Artist Kelly Akashi brings photography to life through bronze sculptures and glassblowing.
Los Angeles-based artist Kelly Akashi spoke about the inspiration and techniques behind her art at Claremont Graduate University April 11.
Akashi’s art consisted of sculptures that included candles, blown glass and bronze figures that incorporate the elements of fire, air, and time into physical objects.
Akashi bends, forms and twists materials into abstract objects that she uses to depict nature, or photographic images.
“I want to maintain a sense of life among art,” Akashi said. “Or better yet, I want to maintain a sense of art among life.”
Akashi initially began studying photography and quickly found interest in analog photography, a form of visual arts that uses a progressively changing recording medium.
From there, Akashi created sculptures based on materially engaged photography, where images included a variety of materials formed into untraditional shapes.
She moved onto candle, glass and sculpture making.
During her lecture, Akashi displayed images from her previous art shows located in different galleries.
“Ramen Candle” is the second candle Akashi made while experimenting with the shape and canvas of the candle.
“I wasn’t happy how erect the candle was,” Akashi said. “The only way I could make a non-erect candle was dipping it, bending it, and forming it. It is a lot of work but that is the only way.”
The candle appears to be dripping, as if it were stuck in the middle of the process. The shape of the candle is not precise, which is what gives the melting effect.
Akashi spoke about her sculpture of a coffee table, where she dipped felt in wax and made that the top part of the table. She used a trunk to serve as the base and even placed chewed gum under the felt to make the sculpture appear more realistic.
“If you get on your knees and look under the table, you can see the chewed gum,” Akashi said. “It makes it look even more like a coffee table.”
Akashi has practice in glassblowing and creating bronze sculptures of bodily figures, particularly human hands.
She said she strategically uses her bronze sculptures as pedestals for her other art to enhance the visual and metaphorical aspect to her audience.
“I’ve started to create my own pedestals instead of buying them because I realized they can give so much more meaning to art,” Akashi said.
In her art piece “Feel Me,” Akashi created an amber colored glass blown oval with a bronze hand that can be seen placed on top of the glass.
The fingers are situated to appear as if the hand is bending the glass while the glass is bent at the end of the fingertips.
By creating texture in the glass and strategically placing the fingers to look as if they move on their own, the art is given a more human aspect.
Gan Uyeda, director of the Francois Ghebaly art gallery, attended Akashi’s art lecture and said the lighting Akashi chooses to use within her art is an eye catching detail.
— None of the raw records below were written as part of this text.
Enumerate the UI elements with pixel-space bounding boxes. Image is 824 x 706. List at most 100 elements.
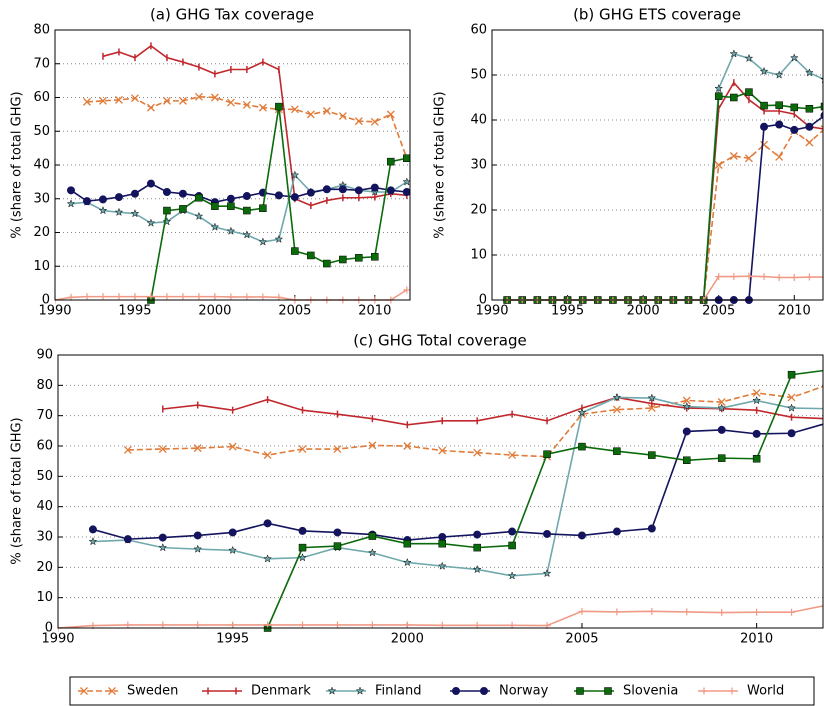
marker xyxy=(322,107,331,115)
series-line xyxy=(150,106,407,301)
marker xyxy=(162,217,172,226)
marker xyxy=(274,234,284,243)
marker xyxy=(368,532,377,540)
marker xyxy=(507,571,517,580)
marker xyxy=(760,273,768,281)
marker xyxy=(370,117,379,126)
series-line xyxy=(58,605,823,629)
marker xyxy=(820,77,823,84)
y-tick-label: 60 xyxy=(470,23,487,38)
legend-label: Norway xyxy=(499,684,549,699)
series-line xyxy=(162,396,823,426)
marker xyxy=(158,533,167,542)
marker xyxy=(258,237,268,246)
marker xyxy=(298,553,307,562)
marker xyxy=(805,105,814,113)
marker xyxy=(683,456,691,465)
marker xyxy=(83,293,91,301)
marker xyxy=(473,448,482,457)
marker xyxy=(194,211,204,221)
chart-title: (c) GHG Total coverage xyxy=(353,332,526,350)
legend-marker xyxy=(604,687,612,695)
marker xyxy=(717,398,726,406)
legend-label: Sweden xyxy=(127,684,178,699)
x-tick-label: 1990 xyxy=(475,304,508,319)
marker xyxy=(162,188,171,196)
plot-area xyxy=(58,366,823,632)
marker xyxy=(438,533,447,541)
y-tick-label: 60 xyxy=(36,439,53,454)
x-tick-label: 1995 xyxy=(118,304,151,319)
y-tick-label: 70 xyxy=(33,56,50,71)
legend-box xyxy=(69,676,815,706)
marker xyxy=(730,273,738,281)
marker xyxy=(714,92,723,100)
y-axis-label: % (share of total GHG) xyxy=(433,91,448,238)
marker xyxy=(211,293,219,301)
y-tick-label: 10 xyxy=(33,259,50,274)
marker xyxy=(131,293,139,301)
marker xyxy=(717,454,726,462)
marker xyxy=(227,293,235,301)
marker xyxy=(774,70,784,79)
marker xyxy=(354,117,363,126)
marker xyxy=(307,251,315,260)
marker xyxy=(338,185,347,194)
marker xyxy=(402,188,410,196)
marker xyxy=(322,185,331,194)
marker xyxy=(387,157,395,166)
marker xyxy=(403,539,412,548)
marker xyxy=(124,621,132,629)
marker xyxy=(403,442,412,450)
marker xyxy=(130,94,139,103)
marker xyxy=(83,97,91,106)
marker xyxy=(123,535,132,544)
y-tick-label: 50 xyxy=(36,469,53,484)
marker xyxy=(787,370,796,379)
marker xyxy=(745,272,753,280)
marker xyxy=(613,447,621,455)
marker xyxy=(66,199,76,208)
marker xyxy=(323,259,331,268)
marker xyxy=(472,564,482,574)
y-tick-label: 50 xyxy=(470,68,487,83)
marker xyxy=(193,531,202,540)
marker xyxy=(123,445,132,454)
x-tick-label: 2000 xyxy=(391,632,424,647)
marker xyxy=(775,152,784,161)
legend-label: Slovenia xyxy=(623,684,678,699)
marker xyxy=(820,102,823,111)
marker xyxy=(789,53,799,62)
marker xyxy=(753,608,761,616)
marker xyxy=(403,621,411,629)
y-axis-label: % (share of total GHG) xyxy=(10,417,25,564)
marker xyxy=(228,528,237,537)
marker xyxy=(333,445,342,453)
marker xyxy=(259,204,267,212)
legend-marker xyxy=(728,687,736,695)
y-tick-label: 30 xyxy=(36,530,53,545)
marker xyxy=(146,218,156,227)
marker xyxy=(243,206,251,215)
marker xyxy=(226,98,235,107)
marker xyxy=(647,404,656,413)
marker xyxy=(371,253,379,261)
marker xyxy=(403,154,410,162)
marker xyxy=(146,103,155,112)
y-tick-label: 20 xyxy=(33,225,50,240)
marker xyxy=(717,403,727,412)
marker xyxy=(226,194,235,203)
marker xyxy=(821,276,823,278)
legend-label: Finland xyxy=(375,684,421,699)
marker xyxy=(805,68,814,77)
legend-marker xyxy=(700,687,708,695)
y-tick-label: 0 xyxy=(42,293,50,308)
marker xyxy=(98,195,107,204)
y-tick-label: 50 xyxy=(33,124,50,139)
marker xyxy=(179,205,187,213)
marker xyxy=(682,396,691,405)
marker xyxy=(508,541,516,550)
marker xyxy=(437,561,447,570)
marker xyxy=(370,187,380,196)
“For the art show she had in our gallery, Kelly had pre-custom lights to give different impressions of her glass art,” Uyeda said.
Uyeda said Akashi’s approach to lighting was something new for the gallery, and worked out great with her art.
“She is driven by curiosity and is constantly searching for answers to her questions,” Uyeda said. “And then she lets those answers guide her to new questions.”
Caitlyn Lawler and Madeline Arnault, master of fine arts students at Claremont Graduate University, are the coordinators of the art lecture series.
They said it was interesting how Akashi uses traditional techniques with modern technology.
“She bridges the gap between traditional and new tech,” Lawler said. “It’s a really great way for her to stay relevant as an artist in today’s world.”
Arnault said she appreciates the use of unique pedestals in Akashi’s work because it provides a different perspective to art.
“Pedestals are viewed as underrated objects,” Arnault said. “You think it’s just something to put the art on but Akashi proved that it is so much more than that.”
Arnault added that Akashi’s hand made pedestals add conversation to her artwork as well as elevate the standards of art.
The Claremont Graduate University features various artists within their Peggy Phelps Art Gallery, with new exhibits featured weekly.